A Home Office spokesperson said:
Modern slavery is a barbaric crime which destroys lives and has absolutely no place in society. The HMICFRS report recognises that since the inspection concluded in April, significant progress has been made in improving the law enforcement response.
“We are investing £8.5million to help the police tackle this horrendous crime, including the creation of a new intelligence hub within the National Crime Agency to help forces protect victims and bring offenders to justice.”
“Through the Modern Slavery Act we have given law enforcement the powers they need to tackle this crime, toughened up sentences and increased support and protection for victims.
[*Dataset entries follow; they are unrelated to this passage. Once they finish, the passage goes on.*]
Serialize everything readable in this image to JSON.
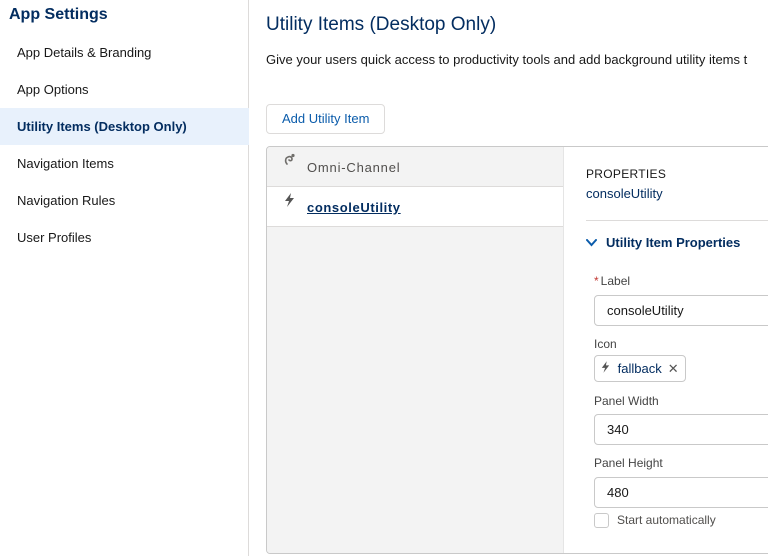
{
  "sidebar": {
    "title": "App Settings",
    "items": [
      {
        "label": "App Details & Branding"
      },
      {
        "label": "App Options"
      },
      {
        "label": "Utility Items (Desktop Only)"
      },
      {
        "label": "Navigation Items"
      },
      {
        "label": "Navigation Rules"
      },
      {
        "label": "User Profiles"
      }
    ],
    "active_item": "Utility Items (Desktop Only)"
  },
  "main": {
    "title": "Utility Items (Desktop Only)",
    "description": "Give your users quick access to productivity tools and add background utility items t",
    "add_button_label": "Add Utility Item"
  },
  "utility_list": [
    {
      "label": "Omni-Channel",
      "icon": "omni-channel-icon"
    },
    {
      "label": "consoleUtility",
      "icon": "lightning-bolt-icon",
      "selected": true
    }
  ],
  "properties": {
    "kicker": "PROPERTIES",
    "name": "consoleUtility",
    "section_title": "Utility Item Properties",
    "label_field": {
      "label": "Label",
      "value": "consoleUtility",
      "required": true
    },
    "icon_field": {
      "label": "Icon",
      "value": "fallback",
      "icon": "lightning-bolt-icon"
    },
    "panel_width": {
      "label": "Panel Width",
      "value": "340"
    },
    "panel_height": {
      "label": "Panel Height",
      "value": "480"
    },
    "start_automatically": {
      "label": "Start automatically",
      "checked": false
    }
  },
  "colors": {
    "accent": "#0b5cab",
    "title": "#032d60",
    "active_bg": "#e8f1fc",
    "required": "#c23934"
  }
}
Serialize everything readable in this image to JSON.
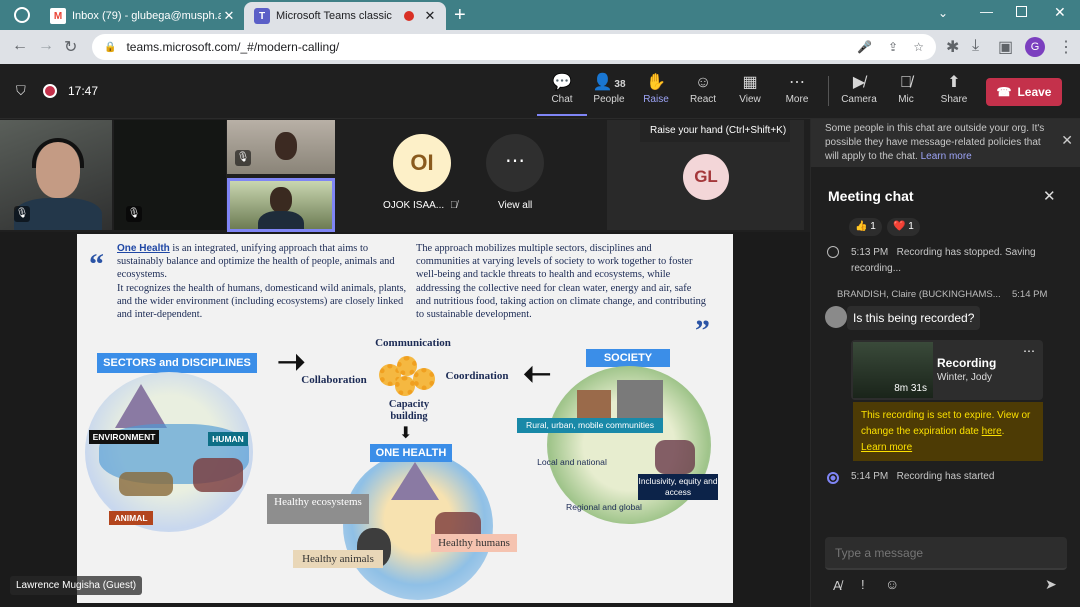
{
  "browser": {
    "tabs": [
      {
        "title": "Inbox (79) - glubega@musph.ac",
        "icon": "gmail-icon"
      },
      {
        "title": "Microsoft Teams classic",
        "icon": "teams-icon"
      }
    ],
    "url": "teams.microsoft.com/_#/modern-calling/",
    "profile_initial": "G"
  },
  "meeting": {
    "time": "17:47",
    "toolbar": [
      {
        "label": "Chat",
        "icon": "chat-icon"
      },
      {
        "label": "People",
        "icon": "people-icon",
        "count": "38"
      },
      {
        "label": "Raise",
        "icon": "raise-hand-icon"
      },
      {
        "label": "React",
        "icon": "react-icon"
      },
      {
        "label": "View",
        "icon": "view-icon"
      },
      {
        "label": "More",
        "icon": "more-icon"
      },
      {
        "label": "Camera",
        "icon": "camera-off-icon"
      },
      {
        "label": "Mic",
        "icon": "mic-off-icon"
      },
      {
        "label": "Share",
        "icon": "share-icon"
      }
    ],
    "leave_label": "Leave",
    "tooltip": "Raise your hand (Ctrl+Shift+K)",
    "participants": {
      "oi_initials": "OI",
      "oi_name": "OJOK ISAA...",
      "view_all": "View all",
      "gl_initials": "GL"
    },
    "presenter_label": "Lawrence Mugisha (Guest)"
  },
  "slide": {
    "left_para_bold": "One Health",
    "left_para": " is an integrated, unifying approach that aims to sustainably balance and optimize the health of people, animals and ecosystems.",
    "left_para2": "It recognizes the health of humans, domesticand wild animals, plants, and the wider environment (including ecosystems) are closely linked and inter-dependent.",
    "right_para": "The approach mobilizes multiple sectors, disciplines and communities at varying levels of society to work together to foster well-being and tackle threats to health and ecosystems, while addressing the collective need for clean water, energy and air, safe and nutritious food, taking action on climate change, and contributing to sustainable development.",
    "sectors": "SECTORS and DISCIPLINES",
    "environment": "ENVIRONMENT",
    "human": "HUMAN",
    "animal": "ANIMAL",
    "communication": "Communication",
    "collaboration": "Collaboration",
    "coordination": "Coordination",
    "capacity": "Capacity building",
    "one_health": "ONE HEALTH",
    "healthy_ecosystems": "Healthy ecosystems",
    "healthy_animals": "Healthy animals",
    "healthy_humans": "Healthy humans",
    "society": "SOCIETY",
    "rural": "Rural, urban, mobile communities",
    "local": "Local and national",
    "regional": "Regional and global",
    "inclusivity": "Inclusivity, equity and access"
  },
  "chat": {
    "banner": "Some people in this chat are outside your org. It's possible they have message-related policies that will apply to the chat.",
    "banner_link": "Learn more",
    "title": "Meeting chat",
    "reactions": [
      {
        "emoji": "👍",
        "count": "1"
      },
      {
        "emoji": "❤️",
        "count": "1"
      }
    ],
    "event1_time": "5:13 PM",
    "event1_text": "Recording has stopped. Saving recording...",
    "sender": "BRANDISH, Claire (BUCKINGHAMS...",
    "sender_time": "5:14 PM",
    "message": "Is this being recorded?",
    "recording_title": "Recording",
    "recording_author": "Winter, Jody",
    "recording_duration": "8m 31s",
    "expire_text": "This recording is set to expire. View or change the expiration date ",
    "expire_link": "here",
    "expire_learn": "Learn more",
    "event2_time": "5:14 PM",
    "event2_text": "Recording has started",
    "input_placeholder": "Type a message"
  }
}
But we know there is more to do and senior policing leaders must now ensure all forces are using these new powers and resources to maximum effect.
Romanian criminals use legal loophole
The Times, Mail and Express report that Romanian courts are allowing those facing trial there to travel to the UK, at which point they use human rights laws to block their extradition. The papers say that offenders are given bail in Romania without having their passport cancelled, allowing them to travel to Britain under EU freedom of movement laws. The papers note two High Court rulings which blocked the extradition of two Romanian criminals because of claims under the European Convention of Human Rights over the size of their jail cells at home. The paper notes Romanian authorities made 1,508 extradition requests to the UK in 2015-16.
This is a Crown Prosecution Service lead, and their Press Office will handle queries on this subject.